My Lords, I find myself in profound disagreement with the Government’s war strategy in Ukraine and, in fact, with almost everything that has been said about Ukraine in this debate. I will try to explain why.
British policy aims for a Russian military defeat, which it will help to bring about by economic sanctions and supplying Ukraine with the necessary means of war. Liz Truss said on 27 April:
“We will keep going further and faster to push Russia out of the whole of Ukraine”.
Simon Jenkins has commented:
“She is clearly revelling in her imagined proxy war on the Russian bear and no one in Whitehall appears able to restrain her.”
I wish her proxy war was only imagined but it is actually happening.
It is an open secret that both France and Germany regard our hawkishness as driving up the price of peace and thus making a ceasefire more elusive. So what is the price of peace? For those whose history lessons begin and end with the Munich agreement of 1938, it is obvious; the price of peace is shameful surrender to the limitless ambitions of an evil and possibly mad dictator. I take a different view. I believe that Putin’s war aims, unlike Hitler’s, are limited and therefore that the fashionable domino theory—that if you give way here, then one after another will fall—is wrong.
I want the war to end before the war aims of our Government are achieved, for two reasons. The first is because the prolongation of the war threatens economic catastrophe. One aspect of that, mass starvation, was mentioned by the noble Lord, Lord King, earlier in the debate.
Secondly, there is the consequence of a military disaster. If it happened that Russian conventional forces were actually pushed to defeat, as the Prime Minister and Foreign Secretary want, Russia might well counter with tactical nuclear weapons. These have never been deployed; they abolish the distinction between conventional and nuclear war and thus remove a crucial barrier to uncontrolled escalation.
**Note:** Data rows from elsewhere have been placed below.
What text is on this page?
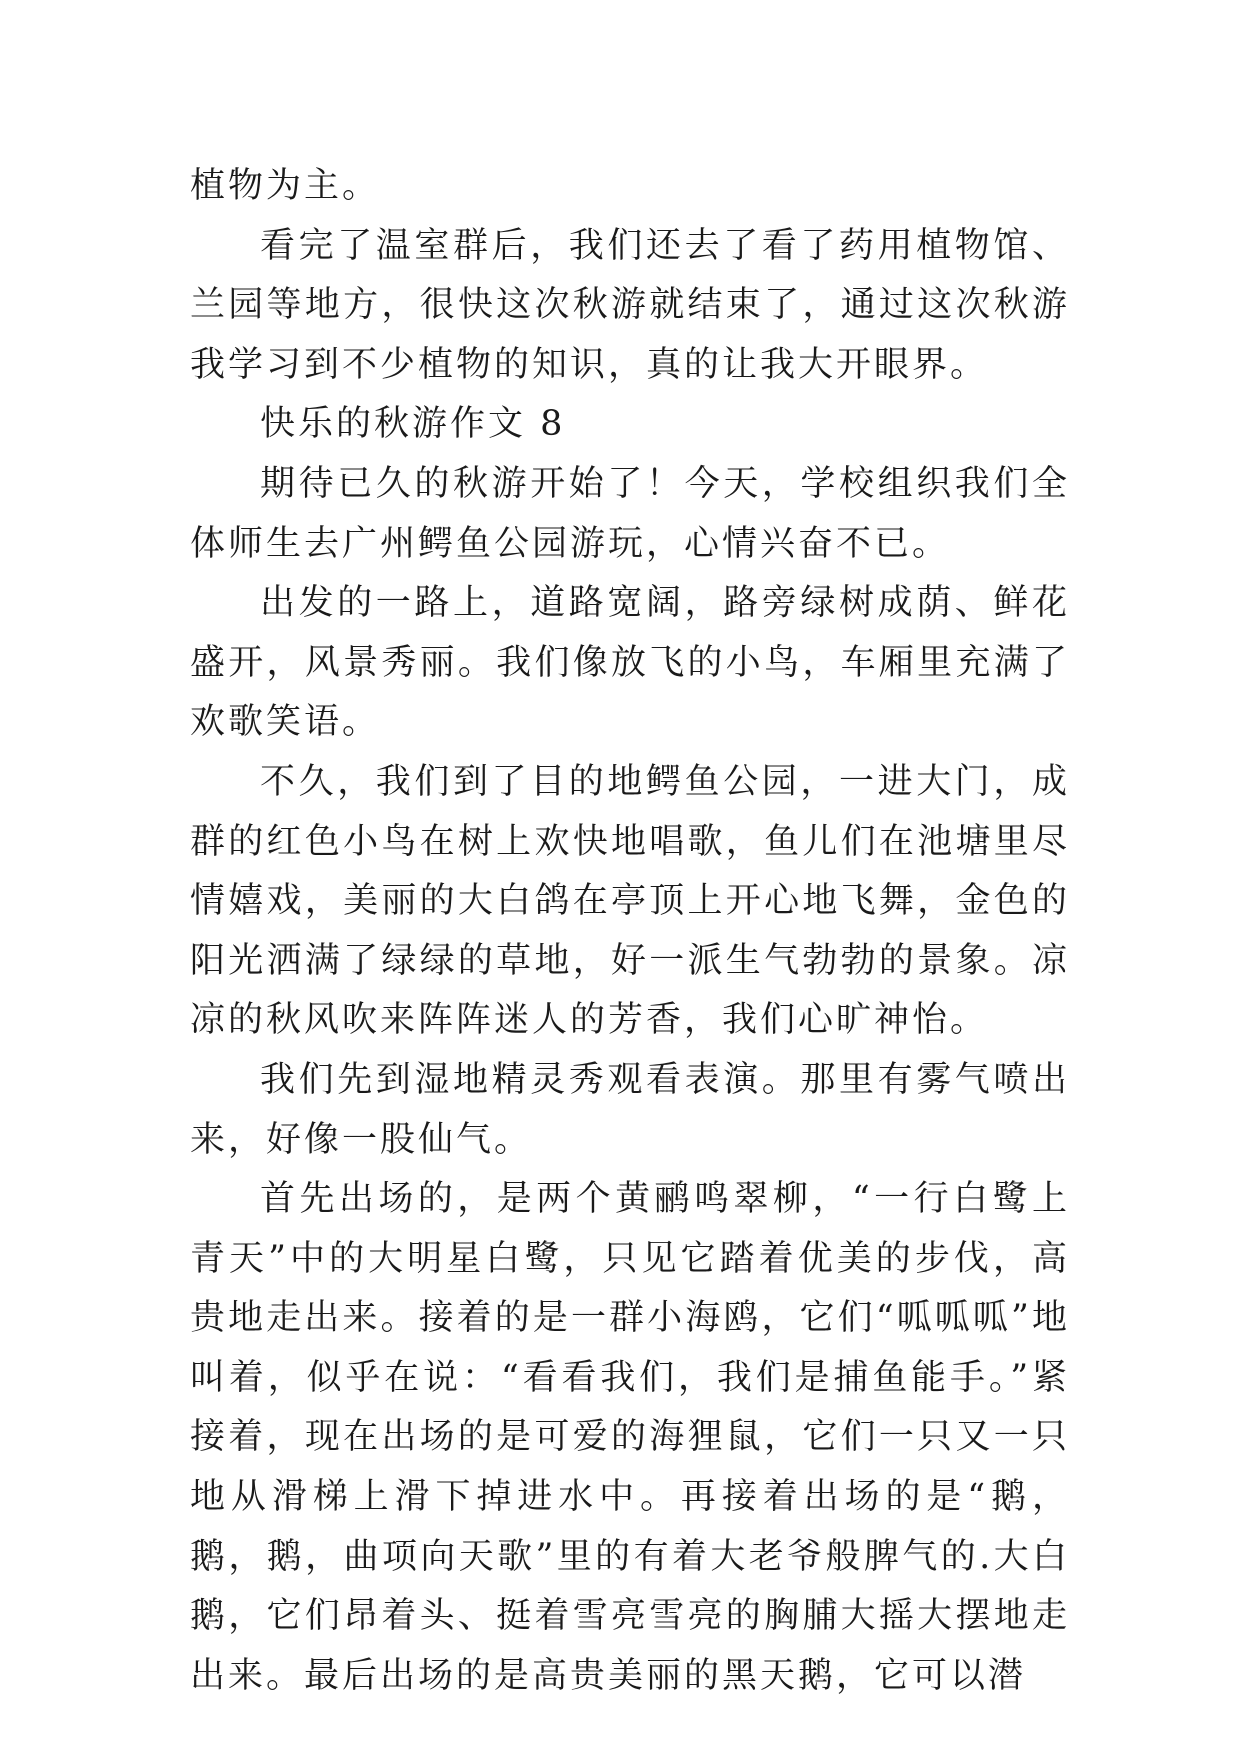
植物为主。

看完了温室群后，我们还去了看了药用植物馆、兰园等地方，很快这次秋游就结束了，通过这次秋游我学习到不少植物的知识，真的让我大开眼界。

快乐的秋游作文 8

期待已久的秋游开始了！今天，学校组织我们全体师生去广州鳄鱼公园游玩，心情兴奋不已。

出发的一路上，道路宽阔，路旁绿树成荫、鲜花盛开，风景秀丽。我们像放飞的小鸟，车厢里充满了欢歌笑语。

不久，我们到了目的地鳄鱼公园，一进大门，成群的红色小鸟在树上欢快地唱歌，鱼儿们在池塘里尽情嬉戏，美丽的大白鸽在亭顶上开心地飞舞，金色的阳光洒满了绿绿的草地，好一派生气勃勃的景象。凉凉的秋风吹来阵阵迷人的芳香，我们心旷神怡。

我们先到湿地精灵秀观看表演。那里有雾气喷出来，好像一股仙气。

首先出场的，是两个黄鹂鸣翠柳，“一行白鹭上青天”中的大明星白鹭，只见它踏着优美的步伐，高贵地走出来。接着的是一群小海鸥，它们“呱呱呱”地叫着，似乎在说：“看看我们，我们是捕鱼能手。”紧接着，现在出场的是可爱的海狸鼠，它们一只又一只地从滑梯上滑下掉进水中。再接着出场的是“鹅，鹅，鹅，曲项向天歌”里的有着大老爷般脾气的.大白鹅，它们昂着头、挺着雪亮雪亮的胸脯大摇大摆地走出来。最后出场的是高贵美丽的黑天鹅，它可以潜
To avoid these huge risks, the military position on the ground has to be such—I know this is an uncomfortable thing to say—that both sides can claim some military success. That means that our Government should take a very hard and accurate look at the scale and type of military help we give to Ukraine.
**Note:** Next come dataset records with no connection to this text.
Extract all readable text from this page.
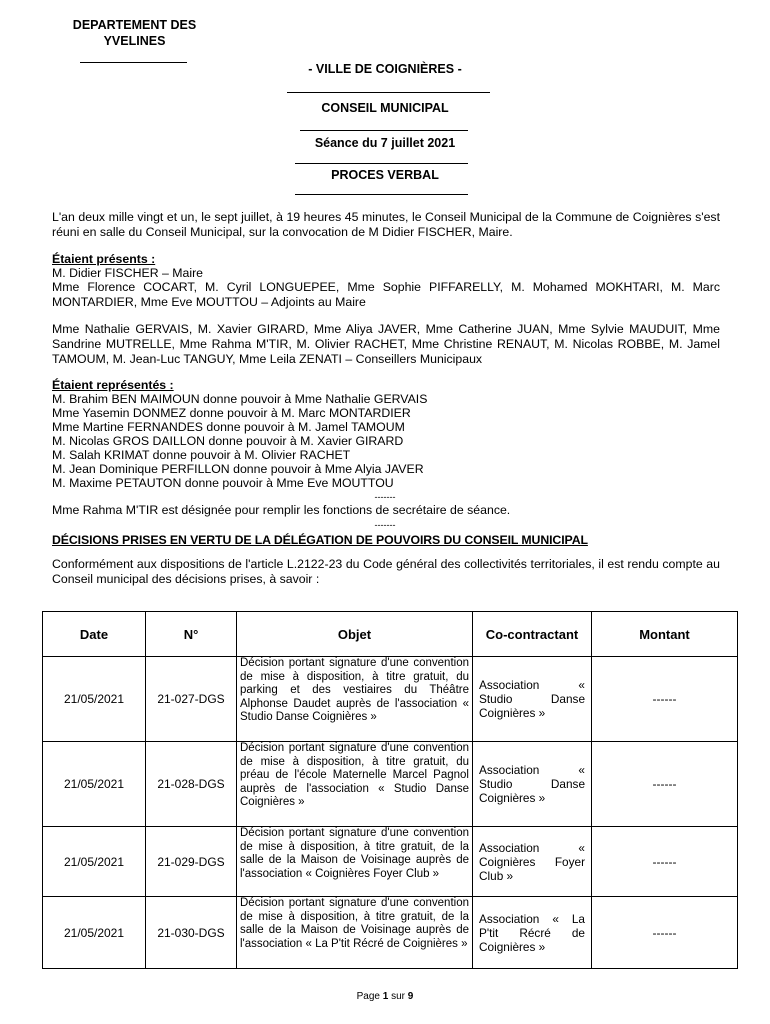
DEPARTEMENT DES
YVELINES
- VILLE DE COIGNIÈRES -
CONSEIL MUNICIPAL
Séance du 7 juillet 2021
PROCES VERBAL
L'an deux mille vingt et un, le sept juillet, à 19 heures 45 minutes, le Conseil Municipal de la Commune de Coignières s'est réuni en salle du Conseil Municipal, sur la convocation de M Didier FISCHER, Maire.
Étaient présents :
M. Didier FISCHER – Maire
Mme Florence COCART, M. Cyril LONGUEPEE, Mme Sophie PIFFARELLY, M. Mohamed MOKHTARI, M. Marc MONTARDIER, Mme Eve MOUTTOU – Adjoints au Maire
Mme Nathalie GERVAIS, M. Xavier GIRARD, Mme Aliya JAVER, Mme Catherine JUAN, Mme Sylvie MAUDUIT, Mme Sandrine MUTRELLE, Mme Rahma M'TIR, M. Olivier RACHET, Mme Christine RENAUT, M. Nicolas ROBBE, M. Jamel TAMOUM, M. Jean-Luc TANGUY, Mme Leila ZENATI – Conseillers Municipaux
Étaient représentés :
M. Brahim BEN MAIMOUN donne pouvoir à Mme Nathalie GERVAIS
Mme Yasemin DONMEZ donne pouvoir à M. Marc MONTARDIER
Mme Martine FERNANDES donne pouvoir à M. Jamel TAMOUM
M. Nicolas GROS DAILLON donne pouvoir à M. Xavier GIRARD
M. Salah KRIMAT donne pouvoir à M. Olivier RACHET
M. Jean Dominique PERFILLON donne pouvoir à Mme Alyia JAVER
M. Maxime PETAUTON donne pouvoir à Mme Eve MOUTTOU
-------
Mme Rahma M'TIR est désignée pour remplir les fonctions de secrétaire de séance.
-------
DÉCISIONS PRISES EN VERTU DE LA DÉLÉGATION DE POUVOIRS DU CONSEIL MUNICIPAL
Conformément aux dispositions de l'article L.2122-23 du Code général des collectivités territoriales, il est rendu compte au Conseil municipal des décisions prises, à savoir :
Date	N°	Objet	Co-contractant	Montant
21/05/2021	21-027-DGS	Décision portant signature d'une convention de mise à disposition, à titre gratuit, du parking et des vestiaires du Théâtre Alphonse Daudet auprès de l'association « Studio Danse Coignières »	Association « Studio Danse Coignières »	------
21/05/2021	21-028-DGS	Décision portant signature d'une convention de mise à disposition, à titre gratuit, du préau de l'école Maternelle Marcel Pagnol auprès de l'association « Studio Danse Coignières »	Association « Studio Danse Coignières »	------
21/05/2021	21-029-DGS	Décision portant signature d'une convention de mise à disposition, à titre gratuit, de la salle de la Maison de Voisinage auprès de l'association « Coignières Foyer Club »	Association « Coignières Foyer Club »	------
21/05/2021	21-030-DGS	Décision portant signature d'une convention de mise à disposition, à titre gratuit, de la salle de la Maison de Voisinage auprès de l'association « La P'tit Récré de Coignières »	Association « La P'tit Récré de Coignières »	------
Page 1 sur 9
The peace terms discussed in Ankara in late March called for Ukraine’s neutrality, backed by security guarantees and a timeline to address issues such as the status of Donbass and Crimea. The Ukrainians withdrew from them after reports of the massacre at Bucha surfaced on 1 April. This was a horrible war crime, but it does not follow that because a country’s war methods are brutal its ambitions are genocidal or limitless.
Our Government should be urging a resumption of the Ankara process. I believe that a negotiated peace would be possible along lines which safeguard the independence of Ukraine and satisfy some Russian demands. There are three elements. The first is Ukraine’s neutrality for 20 years in return for international, including Russian, guarantees of Ukraine’s territorial borders before the Russian invasion of 24 February. That is, Russia would need to withdraw its troops from the territories that it has conquered after 24 February. Second is UN-supervised elections to determine the future of Donetsk and Luhansk. Third is acceptance of the transfer of Crimea to Russia in return for compensation. No conceivable independent Russian Government will voluntarily give up Ukraine, but Russia must be made to pay for this.
To prepare the ground for this, our Government need to drop talk of bringing the Putin regime to trial as war criminals, and should promise to de-escalate economic sanctions by stages as the peace accord is implemented. As Liddell Hart wisely said:
“Inflict the least possible permanent injury, for the enemy of to-day is … the ally of the future.”